Differential effects of glucocorticoids on human osteoblastic cell metabolism in vitro.

Clinical observations suggest that the onset and severity of glucocorticoid (GC) induced osteoporosis is dependent on the duration of the GC treatment and the applied GC compound. To test whether these in vivo observations are reflected by different in vitro effects of various synthetic GCs on human bone cell metabolism we isolated human osteoblast-like cells (HOC) from bone biopsies of healthy (no clinical symptoms of arthritis or arthrosis) adults who underwent selective orthopedic surgery.
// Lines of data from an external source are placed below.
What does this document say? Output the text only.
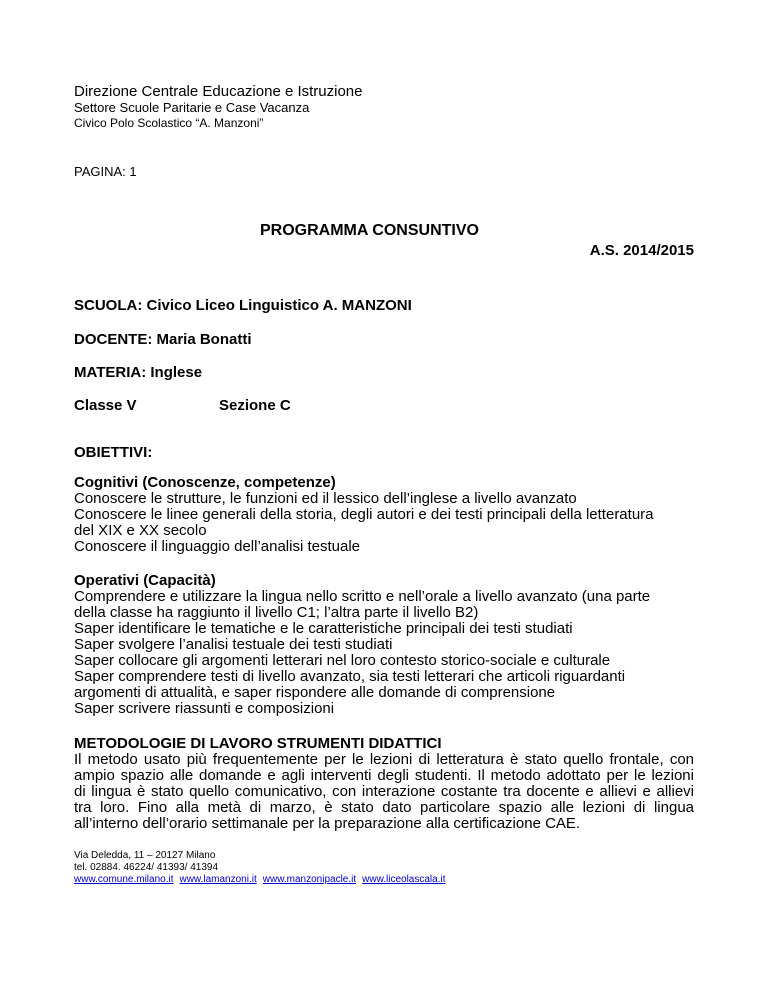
Direzione Centrale Educazione e Istruzione
Settore Scuole Paritarie e Case Vacanza
Civico Polo Scolastico “A. Manzoni”
PAGINA: 1
PROGRAMMA CONSUNTIVO
A.S. 2014/2015
SCUOLA: Civico Liceo Linguistico A. MANZONI
DOCENTE: Maria Bonatti
MATERIA: Inglese
Classe V	Sezione C
OBIETTIVI:
Cognitivi (Conoscenze, competenze)
Conoscere le strutture, le funzioni ed il lessico dell’inglese a livello avanzato
Conoscere le linee generali della storia, degli autori e dei testi principali della letteratura
del XIX e XX secolo
Conoscere il linguaggio dell’analisi testuale
Operativi (Capacità)
Comprendere e utilizzare la lingua nello scritto e nell’orale a livello avanzato (una parte
della classe ha raggiunto il livello C1; l’altra parte il livello B2)
Saper identificare le tematiche e le caratteristiche principali dei testi studiati
Saper svolgere l’analisi testuale dei testi studiati
Saper collocare gli argomenti letterari nel loro contesto storico-sociale e culturale
Saper comprendere testi di livello avanzato, sia testi letterari che articoli riguardanti
argomenti di attualità, e saper rispondere alle domande di comprensione
Saper scrivere riassunti e composizioni
METODOLOGIE DI LAVORO STRUMENTI DIDATTICI
Il metodo usato più frequentemente per le lezioni di letteratura è stato quello frontale, con
ampio spazio alle domande e agli interventi degli studenti. Il metodo adottato per le lezioni
di lingua è stato quello comunicativo, con interazione costante tra docente e allievi e allievi
tra loro. Fino alla metà di marzo, è stato dato particolare spazio alle lezioni di lingua
all’interno dell’orario settimanale per la preparazione alla certificazione CAE.
Via Deledda, 11 – 20127 Milano
tel. 02884. 46224/ 41393/ 41394
www.comune.milano.it www.lamanzoni.it www.manzonipacle.it www.liceolascala.it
HOC were identified as bone cells by 1,25-vitamin D3-stimulated increase of specific alkaline phosphatase (ALP) activity, secretion of osteocalcin and type-I procollagen peptide, and the ability to form mineral in vitro. We investigated the effects of dexamethasone (dexa), methylprednisolone (mpred), prednisolone (pred), and deflazacort (defla) on DNA-synthesis, ALP, and osteocalcin (OC)- and type-I procollagen peptide secretion of HOC in vitro. In summary, (1) GC exposure stimulates DNA synthesis after 6-12 hour treatment periods; (2) dex and mpred strongly inhibit DNA (48-hour treatment) and collagen synthesis but stimulate ALP, whereas pred and defla exhibit smaller effects on DNA synthesis, ALP, and collagen production; and (3) all tested glucocorticoids inhibit OC secretion by HOC in vitro. Thus, the effect of GC on DNA synthesis of HOC varies with the duration of GC exposure, and dex and mpred more potently affect HOC metabolism in vitro than pred and defla.